Le certificat médical initial établi le jour de l'accident a constaté l'existence d'un traumatisme crânien, de multiples fractures, d'un hémopneumothorax, d'une rupture de rate et de diverses plaies et hématomes.
La CPAM du Hainaut a pris en charge d'emblée l'accident déclaré au titre de la législation sur les risques professionnels.
L'état de santé de Monsieur [J] [W], a été déclaré consolidé le 8 avril 2013, avec notification d'un taux d'IPP de 40%, porté à 60% par décision du tribunal du contentieux de l'incapacité du 17 mars 2015.
Le 17 mars 2013, la CPAM du Hainaut a été saisie par Monsieur [J] [W] d'une demande en reconnaissance de faute inexcusable de son employeur, la société GLE DISTRIBUTION.
Après échec de la procédure de conciliation,le Tribunal des affaires de sécurité sociale de Valenciennes, par jugement rendu le 30 mars 2016, a :
- dit que l'accident dont Monsieur [J] [W] a été victime le 30 mars 2009 est la conséquence de la faute inexcusable de son employeur, la société GLE DISTRIBUTION,
- limité la majoration de la rente servie par la CPAM du Hainaut à Monsieur [J] [W] à 20% en raison de la faute inexcusable commise par ce dernier et dit que cette majoration suivra l'évolution éventuelle de son taux d'IPP,
- ordonné une expertise médicale confiée au docteur [E] [R] avant dire droit sur la liquidation des préjudices personnels de Monsieur [J] [W],
- alloué à Monsieur [J] [W], une somme de 5000 euros à valoir sur la liquidation de ses préjudices personnels,
- condamné la société GLE DISTRIBUTION à rembourser à la CPAM du Hainaut le montant des provision, majoration de rente et indemnisations dont elle aura effectué l'avance.

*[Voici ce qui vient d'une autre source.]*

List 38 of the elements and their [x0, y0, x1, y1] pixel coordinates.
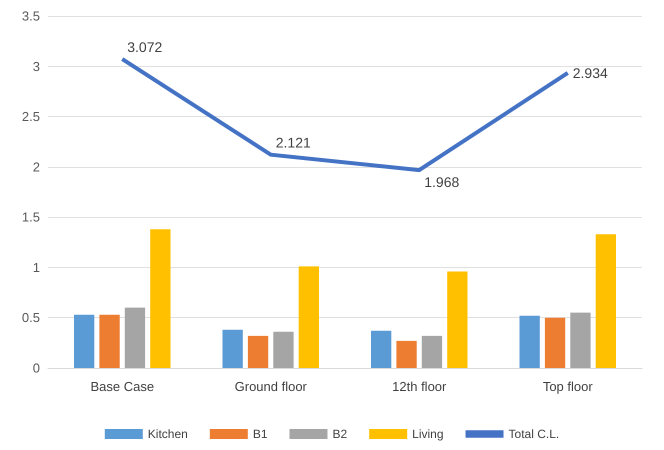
bar [570, 312, 591, 368]
bar [596, 234, 616, 368]
x-tick-label: 12th floor [392, 379, 448, 394]
y-tick-label: 1 [32, 260, 40, 275]
legend-label: Living [412, 427, 444, 441]
bar [544, 318, 566, 368]
y-tick-label: 3 [32, 58, 40, 74]
bar [447, 271, 468, 368]
bar [74, 314, 94, 368]
x-tick-label: Ground floor [234, 379, 308, 394]
y-tick-label: 2 [32, 159, 40, 174]
legend-label: B2 [332, 427, 348, 441]
x-tick-label: Base Case [90, 379, 154, 394]
bar [124, 308, 146, 368]
bar [298, 266, 320, 368]
legend-label: Total C.L. [508, 427, 560, 441]
bar [99, 314, 120, 368]
line-series [120, 57, 570, 172]
y-tick-label: 3.5 [22, 8, 40, 24]
bar [422, 336, 442, 368]
y-tick-label: 2.5 [22, 109, 40, 124]
data-label: 3.072 [127, 39, 162, 56]
legend-label: Kitchen [148, 427, 188, 441]
y-tick-label: 0 [32, 360, 40, 376]
bar [150, 229, 171, 368]
data-label: 2.121 [276, 134, 311, 151]
bar [370, 330, 392, 368]
bar [519, 316, 540, 368]
data-label: 2.934 [572, 64, 608, 81]
bar [248, 336, 268, 368]
legend-label: B1 [252, 427, 268, 441]
bar [396, 340, 417, 368]
bar [222, 330, 243, 368]
bar [273, 332, 294, 368]
y-tick-label: 0.5 [22, 310, 40, 326]
data-label: 1.968 [424, 174, 460, 190]
x-tick-label: Top floor [542, 379, 594, 394]
y-tick-label: 1.5 [22, 210, 40, 225]
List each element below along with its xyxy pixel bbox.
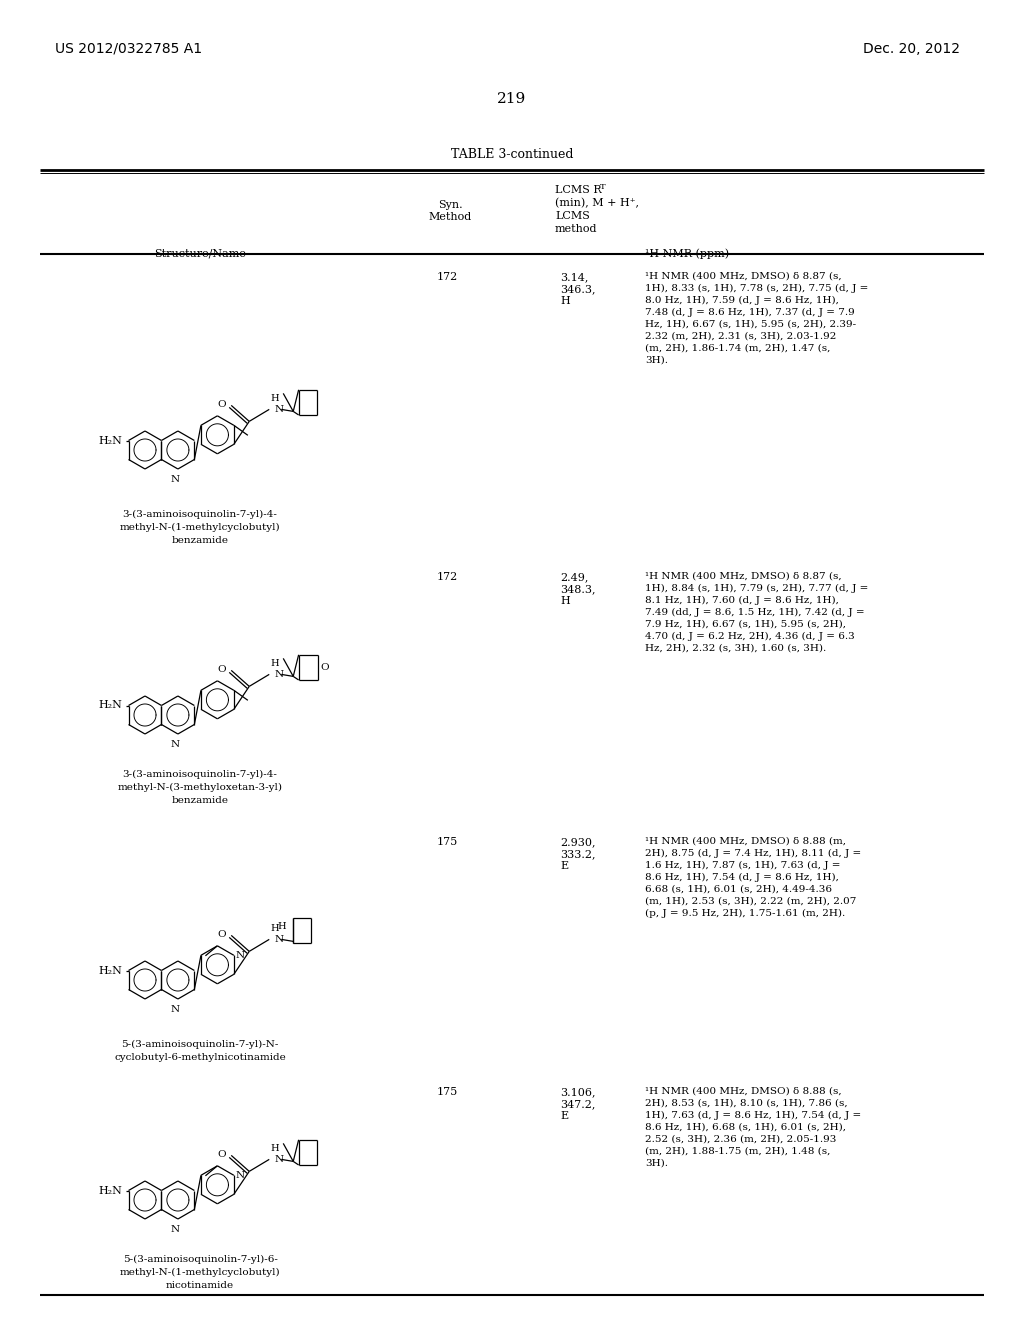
Text: 7.49 (dd, J = 8.6, 1.5 Hz, 1H), 7.42 (d, J =: 7.49 (dd, J = 8.6, 1.5 Hz, 1H), 7.42 (d,…: [645, 609, 864, 618]
Text: 6.68 (s, 1H), 6.01 (s, 2H), 4.49-4.36: 6.68 (s, 1H), 6.01 (s, 2H), 4.49-4.36: [645, 884, 831, 894]
Text: methyl-N-(1-methylcyclobutyl): methyl-N-(1-methylcyclobutyl): [120, 1269, 281, 1278]
Text: ¹H NMR (ppm): ¹H NMR (ppm): [645, 248, 729, 259]
Text: 2.52 (s, 3H), 2.36 (m, 2H), 2.05-1.93: 2.52 (s, 3H), 2.36 (m, 2H), 2.05-1.93: [645, 1135, 837, 1144]
Text: 2H), 8.53 (s, 1H), 8.10 (s, 1H), 7.86 (s,: 2H), 8.53 (s, 1H), 8.10 (s, 1H), 7.86 (s…: [645, 1100, 848, 1107]
Text: 7.9 Hz, 1H), 6.67 (s, 1H), 5.95 (s, 2H),: 7.9 Hz, 1H), 6.67 (s, 1H), 5.95 (s, 2H),: [645, 620, 846, 630]
Text: 172: 172: [436, 272, 458, 282]
Text: T: T: [600, 183, 605, 191]
Text: (min), M + H⁺,: (min), M + H⁺,: [555, 198, 639, 209]
Text: LCMS R: LCMS R: [555, 185, 602, 195]
Text: 172: 172: [436, 572, 458, 582]
Text: 2.49,: 2.49,: [560, 572, 589, 582]
Text: H: H: [270, 1144, 279, 1154]
Text: N: N: [274, 669, 284, 678]
Text: 1H), 8.33 (s, 1H), 7.78 (s, 2H), 7.75 (d, J =: 1H), 8.33 (s, 1H), 7.78 (s, 2H), 7.75 (d…: [645, 284, 868, 293]
Text: H: H: [560, 296, 569, 306]
Text: methyl-N-(1-methylcyclobutyl): methyl-N-(1-methylcyclobutyl): [120, 523, 281, 532]
Text: 3-(3-aminoisoquinolin-7-yl)-4-: 3-(3-aminoisoquinolin-7-yl)-4-: [123, 770, 278, 779]
Text: O: O: [218, 665, 226, 675]
Text: 1.6 Hz, 1H), 7.87 (s, 1H), 7.63 (d, J =: 1.6 Hz, 1H), 7.87 (s, 1H), 7.63 (d, J =: [645, 861, 841, 870]
Text: E: E: [560, 1111, 568, 1121]
Text: N: N: [236, 1171, 245, 1180]
Text: methyl-N-(3-methyloxetan-3-yl): methyl-N-(3-methyloxetan-3-yl): [118, 783, 283, 792]
Text: H: H: [276, 923, 286, 932]
Text: 2H), 8.75 (d, J = 7.4 Hz, 1H), 8.11 (d, J =: 2H), 8.75 (d, J = 7.4 Hz, 1H), 8.11 (d, …: [645, 849, 861, 858]
Text: 346.3,: 346.3,: [560, 284, 596, 294]
Text: 175: 175: [436, 1086, 458, 1097]
Text: (p, J = 9.5 Hz, 2H), 1.75-1.61 (m, 2H).: (p, J = 9.5 Hz, 2H), 1.75-1.61 (m, 2H).: [645, 909, 845, 919]
Text: N: N: [170, 475, 179, 483]
Text: H: H: [270, 924, 279, 933]
Text: Dec. 20, 2012: Dec. 20, 2012: [863, 42, 961, 55]
Text: Method: Method: [428, 213, 472, 222]
Text: 1H), 8.84 (s, 1H), 7.79 (s, 2H), 7.77 (d, J =: 1H), 8.84 (s, 1H), 7.79 (s, 2H), 7.77 (d…: [645, 583, 868, 593]
Text: O: O: [321, 663, 329, 672]
Text: 333.2,: 333.2,: [560, 849, 596, 859]
Text: ¹H NMR (400 MHz, DMSO) δ 8.88 (s,: ¹H NMR (400 MHz, DMSO) δ 8.88 (s,: [645, 1086, 842, 1096]
Text: TABLE 3-continued: TABLE 3-continued: [451, 148, 573, 161]
Text: ¹H NMR (400 MHz, DMSO) δ 8.87 (s,: ¹H NMR (400 MHz, DMSO) δ 8.87 (s,: [645, 272, 842, 281]
Text: ¹H NMR (400 MHz, DMSO) δ 8.88 (m,: ¹H NMR (400 MHz, DMSO) δ 8.88 (m,: [645, 837, 846, 846]
Text: LCMS: LCMS: [555, 211, 590, 220]
Text: 175: 175: [436, 837, 458, 847]
Text: H₂N: H₂N: [98, 965, 123, 975]
Text: Hz, 1H), 6.67 (s, 1H), 5.95 (s, 2H), 2.39-: Hz, 1H), 6.67 (s, 1H), 5.95 (s, 2H), 2.3…: [645, 319, 856, 329]
Text: 3H).: 3H).: [645, 1159, 668, 1168]
Text: H₂N: H₂N: [98, 436, 123, 446]
Text: N: N: [170, 1005, 179, 1014]
Text: benzamide: benzamide: [171, 536, 228, 545]
Text: H: H: [270, 395, 279, 404]
Text: 2.930,: 2.930,: [560, 837, 596, 847]
Text: 5-(3-aminoisoquinolin-7-yl)-6-: 5-(3-aminoisoquinolin-7-yl)-6-: [123, 1255, 278, 1265]
Text: H₂N: H₂N: [98, 701, 123, 710]
Text: N: N: [236, 950, 245, 960]
Text: US 2012/0322785 A1: US 2012/0322785 A1: [55, 42, 202, 55]
Text: 8.6 Hz, 1H), 6.68 (s, 1H), 6.01 (s, 2H),: 8.6 Hz, 1H), 6.68 (s, 1H), 6.01 (s, 2H),: [645, 1123, 846, 1133]
Text: N: N: [274, 405, 284, 414]
Text: 3H).: 3H).: [645, 356, 668, 366]
Text: O: O: [218, 400, 226, 409]
Text: nicotinamide: nicotinamide: [166, 1280, 234, 1290]
Text: 8.1 Hz, 1H), 7.60 (d, J = 8.6 Hz, 1H),: 8.1 Hz, 1H), 7.60 (d, J = 8.6 Hz, 1H),: [645, 597, 839, 605]
Text: H: H: [560, 597, 569, 606]
Text: 1H), 7.63 (d, J = 8.6 Hz, 1H), 7.54 (d, J =: 1H), 7.63 (d, J = 8.6 Hz, 1H), 7.54 (d, …: [645, 1111, 861, 1121]
Text: 219: 219: [498, 92, 526, 106]
Text: 348.3,: 348.3,: [560, 583, 596, 594]
Text: (m, 2H), 1.86-1.74 (m, 2H), 1.47 (s,: (m, 2H), 1.86-1.74 (m, 2H), 1.47 (s,: [645, 345, 830, 352]
Text: E: E: [560, 861, 568, 871]
Text: 8.0 Hz, 1H), 7.59 (d, J = 8.6 Hz, 1H),: 8.0 Hz, 1H), 7.59 (d, J = 8.6 Hz, 1H),: [645, 296, 839, 305]
Text: N: N: [274, 1155, 284, 1164]
Text: N: N: [170, 1225, 179, 1234]
Text: 2.32 (m, 2H), 2.31 (s, 3H), 2.03-1.92: 2.32 (m, 2H), 2.31 (s, 3H), 2.03-1.92: [645, 333, 837, 341]
Text: Hz, 2H), 2.32 (s, 3H), 1.60 (s, 3H).: Hz, 2H), 2.32 (s, 3H), 1.60 (s, 3H).: [645, 644, 826, 653]
Text: H: H: [270, 660, 279, 668]
Text: 8.6 Hz, 1H), 7.54 (d, J = 8.6 Hz, 1H),: 8.6 Hz, 1H), 7.54 (d, J = 8.6 Hz, 1H),: [645, 873, 839, 882]
Text: N: N: [274, 935, 284, 944]
Text: 4.70 (d, J = 6.2 Hz, 2H), 4.36 (d, J = 6.3: 4.70 (d, J = 6.2 Hz, 2H), 4.36 (d, J = 6…: [645, 632, 855, 642]
Text: N: N: [170, 739, 179, 748]
Text: 5-(3-aminoisoquinolin-7-yl)-N-: 5-(3-aminoisoquinolin-7-yl)-N-: [121, 1040, 279, 1049]
Text: (m, 2H), 1.88-1.75 (m, 2H), 1.48 (s,: (m, 2H), 1.88-1.75 (m, 2H), 1.48 (s,: [645, 1147, 830, 1156]
Text: 3-(3-aminoisoquinolin-7-yl)-4-: 3-(3-aminoisoquinolin-7-yl)-4-: [123, 510, 278, 519]
Text: (m, 1H), 2.53 (s, 3H), 2.22 (m, 2H), 2.07: (m, 1H), 2.53 (s, 3H), 2.22 (m, 2H), 2.0…: [645, 898, 856, 906]
Text: 347.2,: 347.2,: [560, 1100, 595, 1109]
Text: O: O: [218, 1150, 226, 1159]
Text: Syn.: Syn.: [437, 201, 462, 210]
Text: H₂N: H₂N: [98, 1185, 123, 1196]
Text: method: method: [555, 224, 597, 234]
Text: O: O: [218, 929, 226, 939]
Text: 3.14,: 3.14,: [560, 272, 589, 282]
Text: 7.48 (d, J = 8.6 Hz, 1H), 7.37 (d, J = 7.9: 7.48 (d, J = 8.6 Hz, 1H), 7.37 (d, J = 7…: [645, 308, 855, 317]
Text: cyclobutyl-6-methylnicotinamide: cyclobutyl-6-methylnicotinamide: [114, 1053, 286, 1063]
Text: 3.106,: 3.106,: [560, 1086, 596, 1097]
Text: Structure/Name: Structure/Name: [154, 248, 246, 257]
Text: benzamide: benzamide: [171, 796, 228, 805]
Text: ¹H NMR (400 MHz, DMSO) δ 8.87 (s,: ¹H NMR (400 MHz, DMSO) δ 8.87 (s,: [645, 572, 842, 581]
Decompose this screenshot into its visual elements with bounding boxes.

Suivant arrêt rendu entre les parties le 28 septembre 2018, la Cour d'appel de Douai a confirmé le jugement précité, sauf à dire que l'instance sera reprise à l'initiative des parties.
Par jugement rendu entre les parties le 29 juillet 2019, le pôle social du tribunal de garnde instance de Douai a débouté Monsieur [J] [W] de sa demande de complément d'expertise et ordonné la réouverture des débats afin de permettre aux parties de conclure après dépôt du rapport d'expertise du docteur [R].
Suivant jugement dont appel rendu le 3 février 2020, le pôle social du tribunal judicaire de Douai, devenu compétent pour connaître du litige, a statué sur la liquidation des préjudices de Monsieur [J] [W] comme indiqué précédemment.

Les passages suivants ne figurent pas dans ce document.